In Aim 1, I will characterize the basic mechanisms of manipulating this chromatin remodeler at baseline and during inflammation stress by manipulating ZBTB7A levels in a cultured human primary astrocyte system, then treating with LPS or saline followed by assessment of astrocyte reactivity (IHC), chromatin accessibility (via ATAC-seq), epigenetic regulation (ChIP-seq) and gene expression (RNA-seq).
In Aim 2, I will explore the therapeutic potential of targeting Zbtb7a by using novel astrocyte-specific viral vectors to determine if Zbtb7a is necessary and sufficient in the OFC to affect vulnerability to inflammation stress-induced behavioral deficits in a preclinical mouse model of social defeat stress. Together these experiments will offer enormous potential for new mechanistic insights into disease pathology in the context of a relatively understudied cell-type, astrocytes, in neuroinflammation and stress.
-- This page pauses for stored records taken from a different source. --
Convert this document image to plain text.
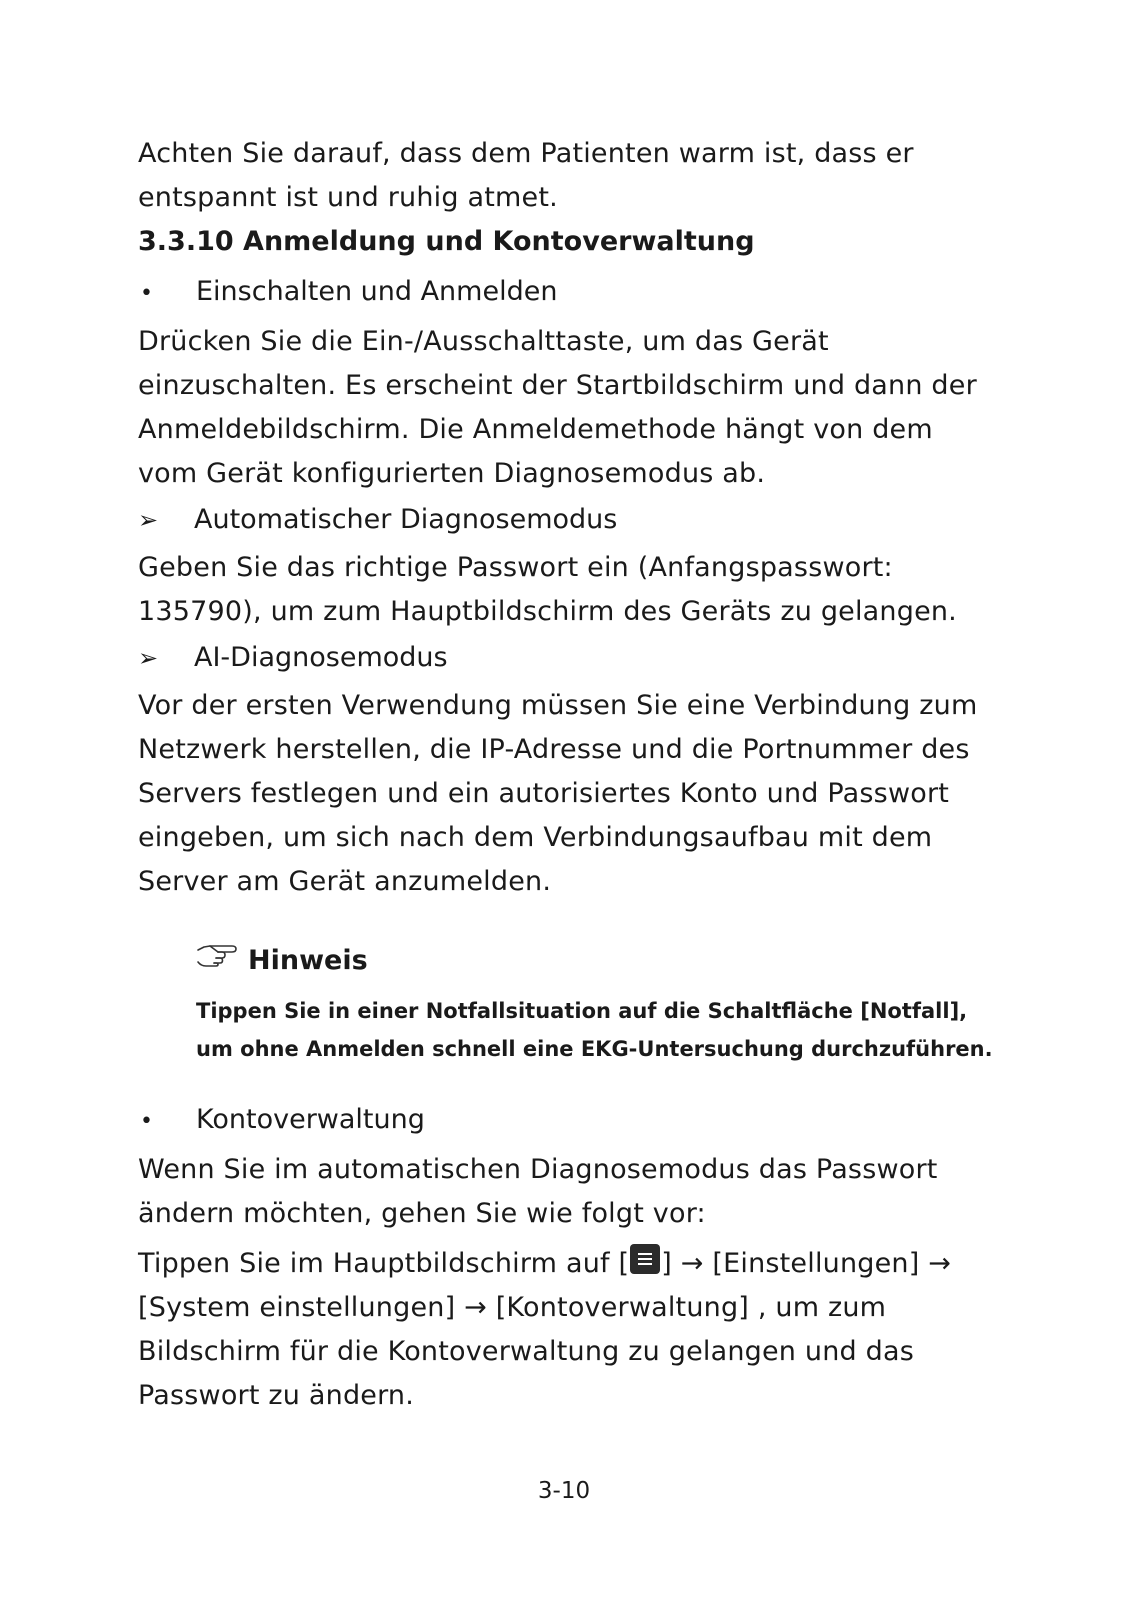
Achten Sie darauf, dass dem Patienten warm ist, dass er entspannt ist und ruhig atmet.

3.3.10 Anmeldung und Kontoverwaltung
•	Einschalten und Anmelden

Drücken Sie die Ein-/Ausschalttaste, um das Gerät einzuschalten. Es erscheint der Startbildschirm und dann der Anmeldebildschirm. Die Anmeldemethode hängt von dem vom Gerät konfigurierten Diagnosemodus ab.

➢	Automatischer Diagnosemodus

Geben Sie das richtige Passwort ein (Anfangspasswort: 135790), um zum Hauptbildschirm des Geräts zu gelangen.

➢	AI-Diagnosemodus

Vor der ersten Verwendung müssen Sie eine Verbindung zum Netzwerk herstellen, die IP-Adresse und die Portnummer des Servers festlegen und ein autorisiertes Konto und Passwort eingeben, um sich nach dem Verbindungsaufbau mit dem Server am Gerät anzumelden.

Hinweis

Tippen Sie in einer Notfallsituation auf die Schaltfläche [Notfall], um ohne Anmelden schnell eine EKG-Untersuchung durchzuführen.

•	Kontoverwaltung

Wenn Sie im automatischen Diagnosemodus das Passwort ändern möchten, gehen Sie wie folgt vor:

Tippen Sie im Hauptbildschirm auf [ ] → [Einstellungen] → [System einstellungen] → [Kontoverwaltung] , um zum Bildschirm für die Kontoverwaltung zu gelangen und das Passwort zu ändern.

3-10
Major Depressive Disorder (MDD) arises from a complex interaction of genetic composition and environmental influences like stress, which are transduced into persistent changes in frontolimbic gene expression mediated by epigenetic processes that regulate chromatin accessibility. This project will take a cross-species approach to investigate the role of a novel chromatin remodeling factor in the regulation of chromatin accessibility, gene transcription, and stress-induced behavioral deficits in astrocytes ? a cell-type that is known to be intricately involved in inflammation stress and neurotransmission, but to date has not been well characterized in MDD. Therapeutic agents that would act to dampen the coordinated inflammation response in MDD would be of great clinical value, and the data generated in this project will offer enormous potential for new mechanistic insights into how astrocytes contribute to affective disease pathology.